Sinopec Sues Venezuela's PDVSA Over Unpaid Bills

Sinopec Sues Venezuela's PDVSA Over Unpaid Bills

One of China’s biggest state-held companies, Sinopec, is suing Venezuela’s debt-ridden state oil firm PDVSA in a US court over unpaid bills, in a sign that China may be losing patience with its Latin American ally and is changing tone and tactics.  
The US unit of Sinopec filed the lawsuit at the Texas Southern District Court in Houston on November 27 and the nature of the suit is “other fraud”, Oil Price reported.
The language of the complaint suggests that the Venezuela-China alliance may be over, Financial Times reported, citing the court documents it has seen.
In the lawsuit, Sinopec is suing PDVSA for $23.7 million plus punitive damages, alleging that PDVSA has only paid half of the bill in a contract from 2012 to purchase steel rebar—which is used in oil rigs—for $43.5 million from the Chinese firm.  
In the complaint, Sinopec accuses PDVSA of having used “an under-capitalized shell with the sole purpose of preventing Sinopec from having a remedy” and says its conduct “constituted intentional misrepresentations, deceit and concealment of material facts” involving “willful deception” and coordinated conspiracy to defraud several units of PDVSA.

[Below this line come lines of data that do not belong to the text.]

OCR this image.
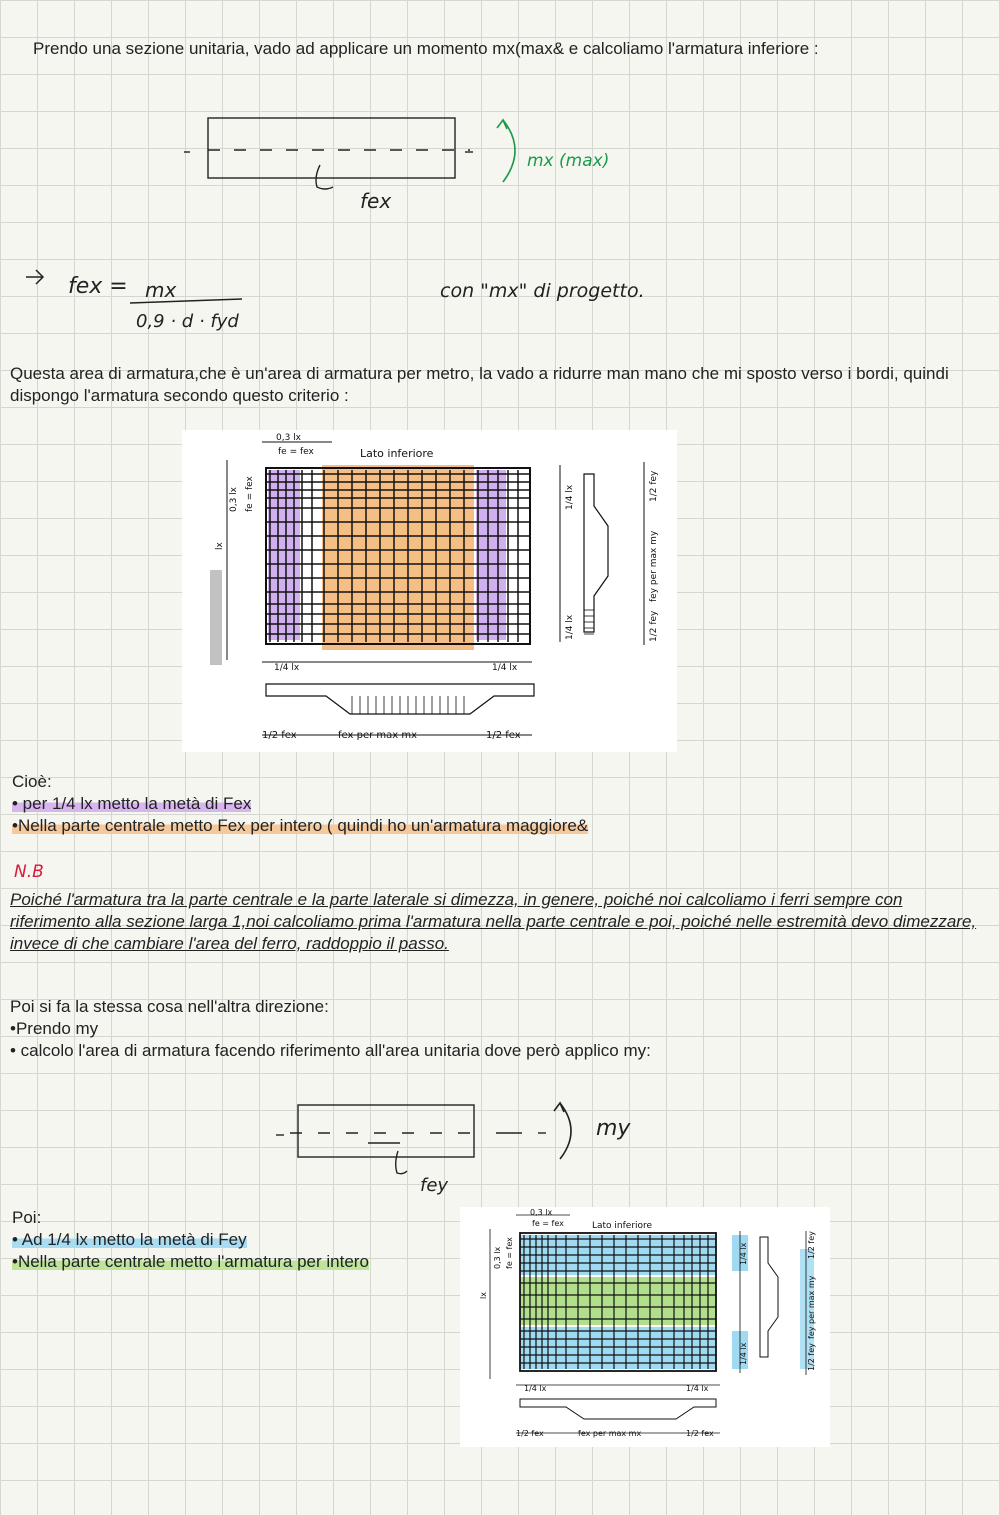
Prendo una sezione unitaria, vado ad applicare un momento mx(max& e calcoliamo l'armatura inferiore :
mx (max)
fex
fex = mx
0,9 · d · fyd
con "mx" di progetto.
Questa area di armatura,che è un'area di armatura per metro, la vado a ridurre man mano che mi sposto verso i bordi, quindi dispongo l'armatura secondo questo criterio :
0,3 lx
fe = fex	Lato inferiore
0,3 lx fe = fex
lx
1/4 lx
1/4 lx
1/2 fey
fey per max my
1/2 fey
1/4 lx	1/4 lx
1/2 fex	fex per max mx	1/2 fex
Cioè:
• per 1/4 lx metto la metà di Fex
•Nella parte centrale metto Fex per intero ( quindi ho un'armatura maggiore&
N.B
Poiché l'armatura tra la parte centrale e la parte laterale si dimezza, in genere, poiché noi calcoliamo i ferri sempre con riferimento alla sezione larga 1,noi calcoliamo prima l'armatura nella parte centrale e poi, poiché nelle estremità devo dimezzare, invece di che cambiare l'area del ferro, raddoppio il passo.
Poi si fa la stessa cosa nell'altra direzione:
•Prendo my
• calcolo l'area di armatura facendo riferimento all'area unitaria dove però applico my:
my
fey
Poi:
• Ad 1/4 lx metto la metà di Fey
•Nella parte centrale metto l'armatura per intero
0,3 lx
fe = fex	Lato inferiore
0,3 lx fe = fex
lx
1/4 lx
1/4 lx
1/2 fey
fey per max my
1/2 fey
1/4 lx	1/4 lx
1/2 fex	fex per max mx	1/2 fex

“This is when we know that China is not going to bail these guys out,” Russ Dallen of boutique investment bank Caracas Capital, who follows Venezuela closely, told FT.
"The lawsuit initiated by Sinopec could be interpreted as mounting evidence that China would no longer want to extend loans to Venezuela and that changed position may have tipped the country and its oil firm into default," he added.
China, as well as Russia, has been extending credit to Venezuela in oil-for-loan deals. But PDVSA has been struggling to ship oil to Russia and China in return. As early as in February this year, PDVSA was said to have been months behind in oil shipments to its key allies.
The only creditor apparently still willing to work with Venezuela is Russia. Last month, when rating agencies started declaring Venezuela in selective or restricted default, Russia and Venezuela signed a deal to restructure $3.15 billion worth of Venezuelan debt owed to Moscow.